Coreference Clustering Task
(Redirected from Coreference Resolution)
- AKA: Coreference Resolution, Duplicate Referencer Detection.
- input: A Referencer Set (with some reference information).
- output: A set of Coreference Clusters.
- It can range from (typically) being an Entity Reference Clustering Task to being a Relation Reference Clustering Task.
- It can be solved by a Coreference Resolution System (that applies a Coreference Resolution algorithm).
- It can range from being a Heuristic Coreference Resolution Task to being a Data-Driven Coreference Resolution Task.
- It can range from being a General Coreference Resolution Task to being a Domain-Specific Coreference Resolution Task.
- It can support a Reference Grounding Task.
- See: Coreference Chain, Coreferential Expression Set, Ontology, Word Mention Clustering Task, Coreference Relation, Markable, Natural Language Processing Task, Tokenization, Sentence Segmentation, Part-Of-Speech Tagging, Named Entity Recognition.
- (Sawhney & Wang, 2015) ⇒ Kartik Sawhney and Rebecca Wang (2015) "Coreference Resolution" https://stanford.edu/~kartiks2/coref.pdf
- Overview - Coreference resolution refers to the task of clustering different mentions referring to the same entity. This is particularly useful in other NLP tasks, including retrieving information about specific named entities, machine translation, among others. In this report, we discuss our approach, implementation and observations for a few baseline systems, a rule-based system, and a classifier-based system. To quantify the effectiveness of our implementation, we use the MUC and B^3 measures (precision, recall and F1) for coreference evaluation. The difference in the two scoring metrics in how they define a coreference set within a text (in terms of links or in terms of classes or clusters) results in interesting observations as we discuss in the report.
- QUOTE: A given entity - representing a person, a location, or an organization - may be mentioned in text in multiple, ambiguous ways. Understanding natural language and supporting intelligent access to textual information requires identifying whether different entity mentions are actually referencing the same entity. The Coreference Resolution Demo processes unannotated text, detecting mentions of entities and showing which mentions are coreferential.
- (Wick et al., 2009) ⇒ Michael Wick, Aron Culotta, Khashayar Rohanimanesh, and Andrew McCallum. (2009). “An Entity Based Model for Coreference Resolution.” In: Proceedings of the SIAM International Conference on Data Mining (SDM 2009).
- QUOTE: Coreference resolution is the problem of clustering mentions (or records) into sets referring to the same underlying entity (e.g., person, places, organizations). Over the past several years, increasingly powerful supervised machine learning techniques have been developed to solve this problem. Initial solutions treated it as a set of independent binary classifications, one for each pair of mentions [1, 2]. Next, relational probability models were developed to capture the dependency between each of these classifications [3, 4]; however the parameterization of these methods still consists of features over pairs of mentions. Finally, methods have been developed to enable arbitrary features over entire clusters of mentions [5, 6, 7].

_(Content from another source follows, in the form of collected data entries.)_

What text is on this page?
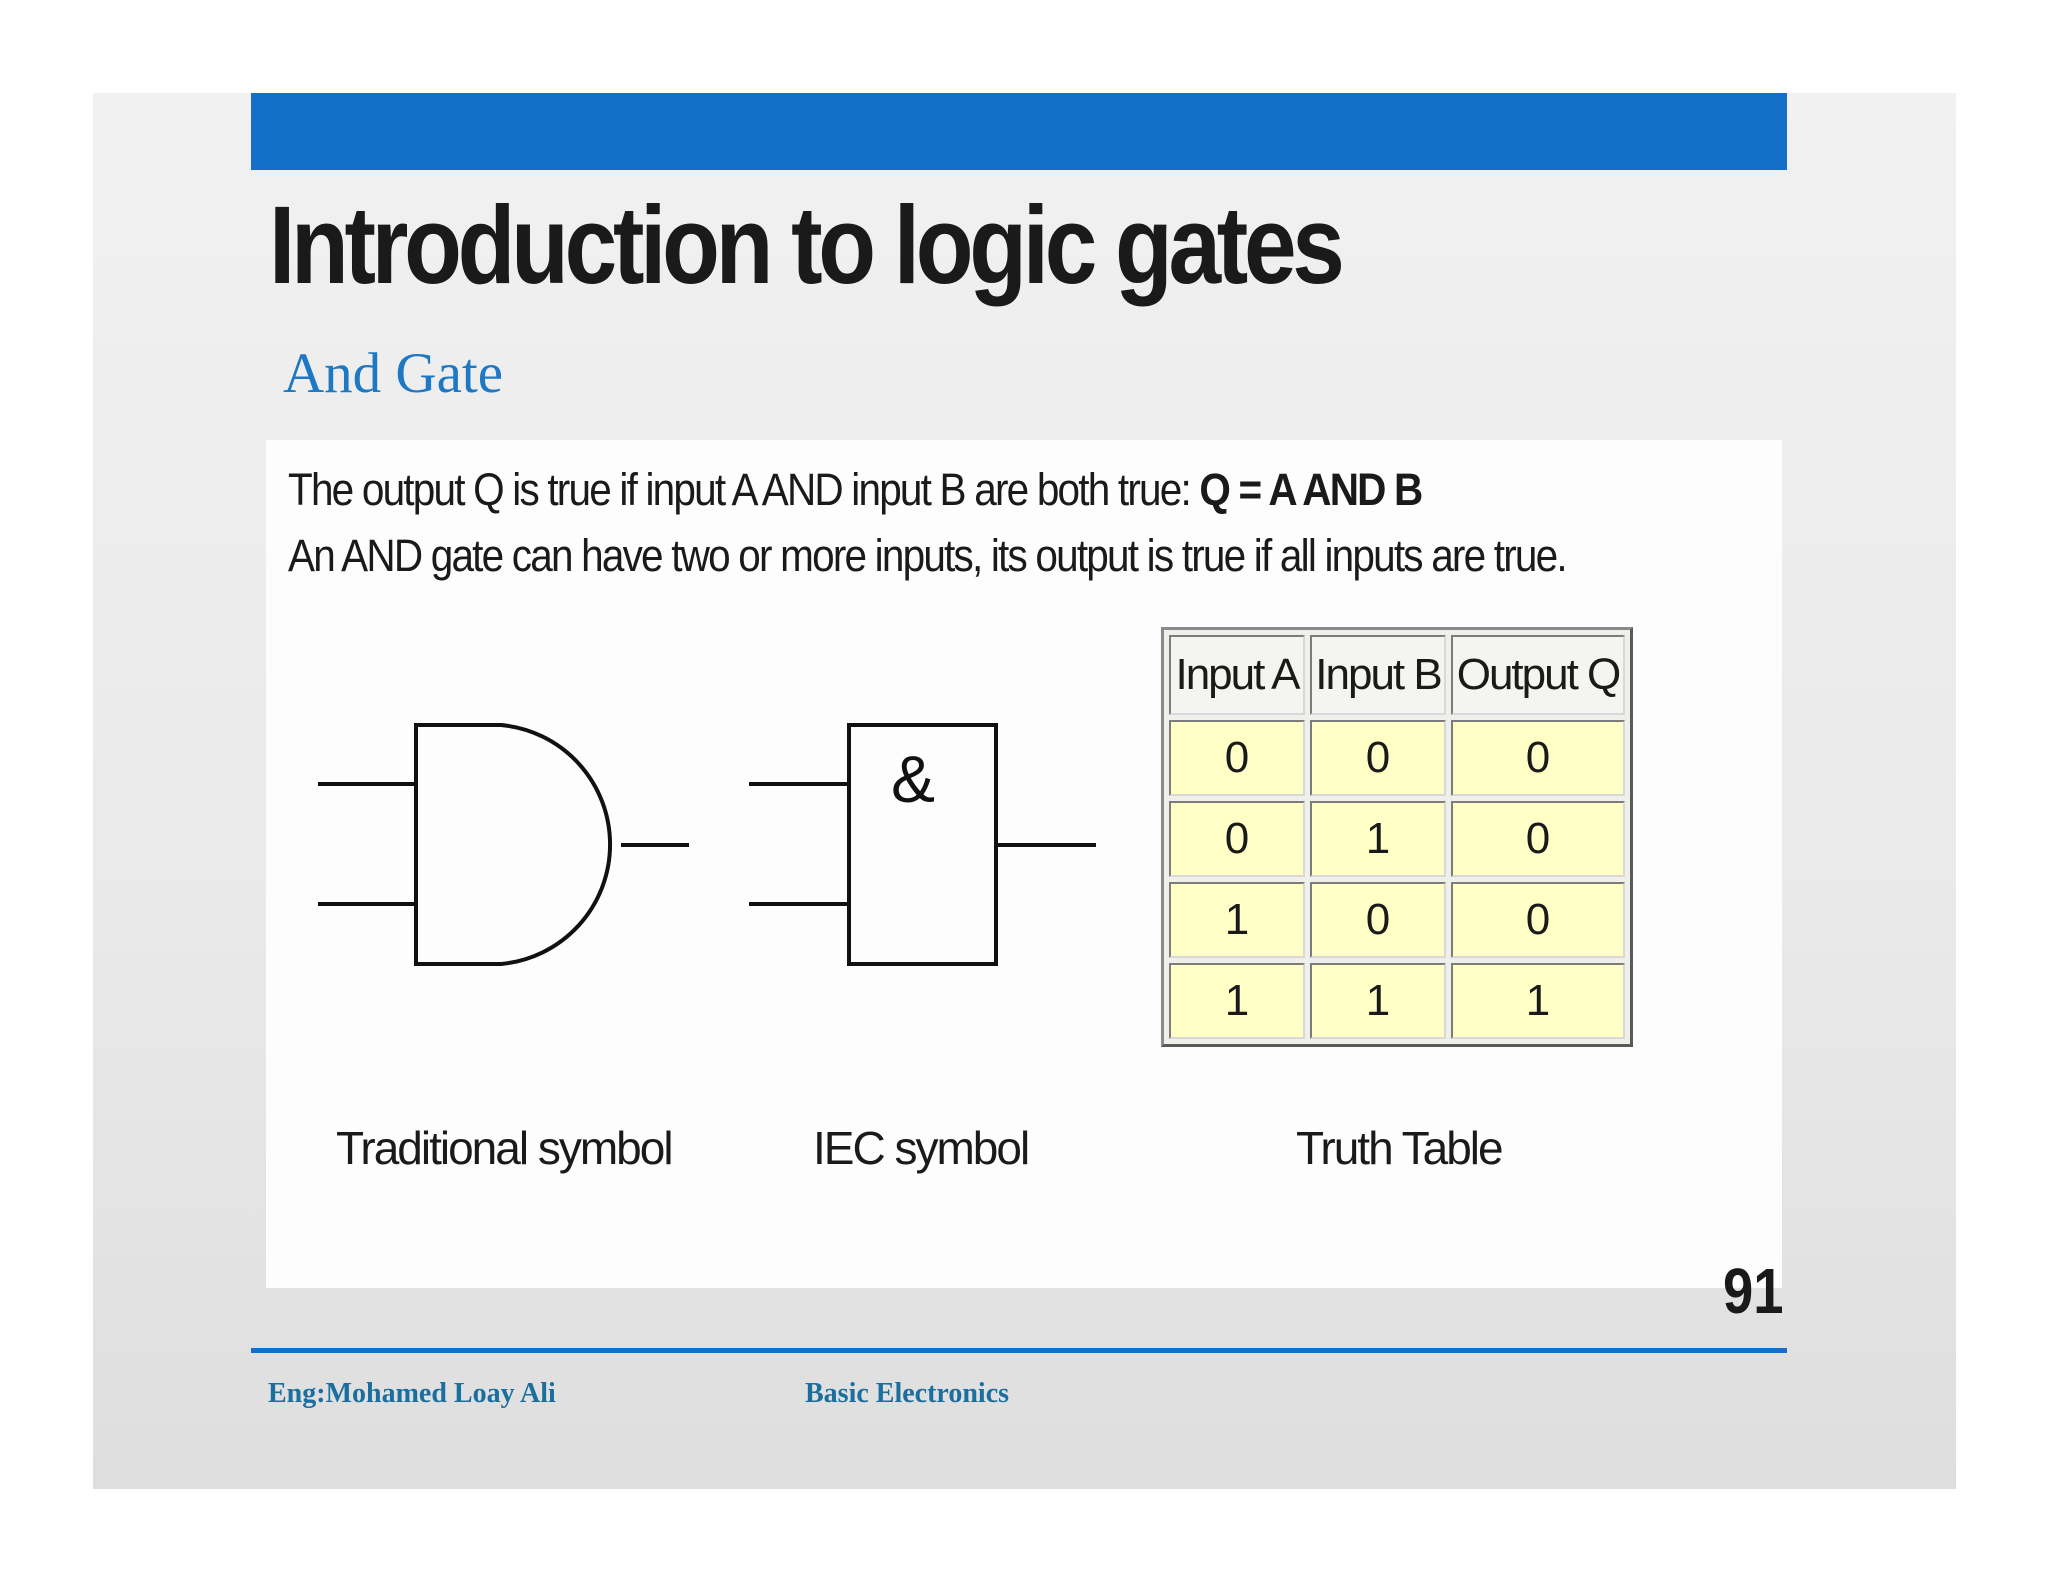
Introduction to logic gates
And Gate
The output Q is true if input A AND input B are both true: Q = A AND B
An AND gate can have two or more inputs, its output is true if all inputs are true.
&
Input A	Input B	Output Q
0	0	0
0	1	0
1	0	0
1	1	1
Traditional symbol	IEC symbol	Truth Table
91
Eng:Mohamed Loay Ali	Basic Electronics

- (Pasula, 2006) ⇒ Hanna Pasula. (2006). “Approximate Inference Techniques for Identity Uncertainty." Lecture
- QUOTE: Many interesting tasks, such as vehicle tracking, data association, and mapping, involve reasoning about the objects present in a domain. However, the observations on which this reasoning is to be based frequently fail to explicitly describe these objects' identities, properties, or even their number, and may in addition be noisy or nondeterministic. When this is the case, identifying the set of objects present becomes an important aspect of the whole task.
- (Soon et al., 2001) ⇒ Wee Meng Soon, Hwee Tou Ng, and Daniel Chung Yong Lim. (2001). “A Machine Learning Approach to Coreference Resolution of Noun Phrases.” In: Computational Linguistics, Vol. 27, No. 4.
- QUOTE: A prerequisite for coreference resolution is to obtain most, if not all, of the possible markables in a raw input text.To determine the markables, a pipeline of natural language processing (NLP) modules is used, as shown in Figure 1. They consist of tokenization, sentence segmentation, morphological processing, part-of-speech tagging, noun phrase identification, named entity recognition, nested noun phrase extraction, and semantic class determination. As far as coreference resolution is concerned, the goal of these NLP modules is to determine the boundary of the markables, and to provide the necessary information about each markable for subsequent generation of features in the training examples.